Multiply-And-Max/min Neurons at the Edge: Pruned Autoencoder Implementation

In response to the increasing interest in Internet of Things (IoT) applications, several studies explore ways to reduce the size of Deep Neural Networks (DNNs), to allow implementations on edge devices with strongly constrained resources. To this aim, pruning allows removing redundant interconnections between neurons, thus reducing a DNN memory footprint and computational complexity, while also minimizing the performance loss. Over the last years, many works presenting new pruning techniques and prunable architectures have been proposed but relatively little effort has been devoted to implementing and validating their performance on hardware. Recently, we introduced neurons based on the Multiply-And-Maximin (MAM) map-reduce paradigm. When state-of-the-art unstructured pruning techniques are applied, MAM-based neurons have shown better pruning capabilities compared to standard neurons based on the Multiply and Accumulate (MAC) paradigm.
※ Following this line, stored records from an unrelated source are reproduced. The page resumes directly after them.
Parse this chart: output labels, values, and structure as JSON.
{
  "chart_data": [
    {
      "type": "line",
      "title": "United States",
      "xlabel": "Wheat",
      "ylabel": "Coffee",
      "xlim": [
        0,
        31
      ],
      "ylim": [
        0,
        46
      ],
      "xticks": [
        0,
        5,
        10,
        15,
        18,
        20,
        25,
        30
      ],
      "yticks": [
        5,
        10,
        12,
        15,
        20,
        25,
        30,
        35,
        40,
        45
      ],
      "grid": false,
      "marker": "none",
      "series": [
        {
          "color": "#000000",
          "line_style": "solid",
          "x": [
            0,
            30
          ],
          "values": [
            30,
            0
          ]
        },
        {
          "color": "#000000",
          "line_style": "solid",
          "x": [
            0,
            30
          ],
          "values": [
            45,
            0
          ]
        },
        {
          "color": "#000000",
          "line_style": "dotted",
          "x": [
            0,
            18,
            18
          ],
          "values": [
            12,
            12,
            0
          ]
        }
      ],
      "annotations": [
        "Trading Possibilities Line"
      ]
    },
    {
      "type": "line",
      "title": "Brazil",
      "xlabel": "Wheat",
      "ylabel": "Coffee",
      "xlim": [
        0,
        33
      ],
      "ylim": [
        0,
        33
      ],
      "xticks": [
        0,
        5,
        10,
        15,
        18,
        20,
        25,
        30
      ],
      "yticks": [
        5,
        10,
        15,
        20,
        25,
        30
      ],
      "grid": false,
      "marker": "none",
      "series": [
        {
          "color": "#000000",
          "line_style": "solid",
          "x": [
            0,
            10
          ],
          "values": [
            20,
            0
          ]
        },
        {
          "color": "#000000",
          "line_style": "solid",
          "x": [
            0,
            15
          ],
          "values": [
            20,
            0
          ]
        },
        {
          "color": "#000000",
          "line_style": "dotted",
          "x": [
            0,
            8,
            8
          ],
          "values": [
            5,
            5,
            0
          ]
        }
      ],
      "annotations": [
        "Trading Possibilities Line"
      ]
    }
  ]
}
In this work, we implement MAM on-device for the first time to demonstrate the feasibility of MAM-based DNNs at the Edge. In particular, as a case study, we implement an autoencoder for electrocardiogram (ECG) signals on a low-end microcontroller unit (MCU), namely the STM32F767ZI based on ARM Cortex-M7. We show that the tail of a pruned MAM-based autoencoder fits on the targeted device while keeping a good reconstruction accuracy (Average Signal to Noise Ratio of 32.6 dB), where a standard MAC-based implementation with the same accuracy would not. Furthermore, the implemented MAM-based layer guarantees a lower energy consumption and inference time compared to the MAC-based layer at the same level of performance.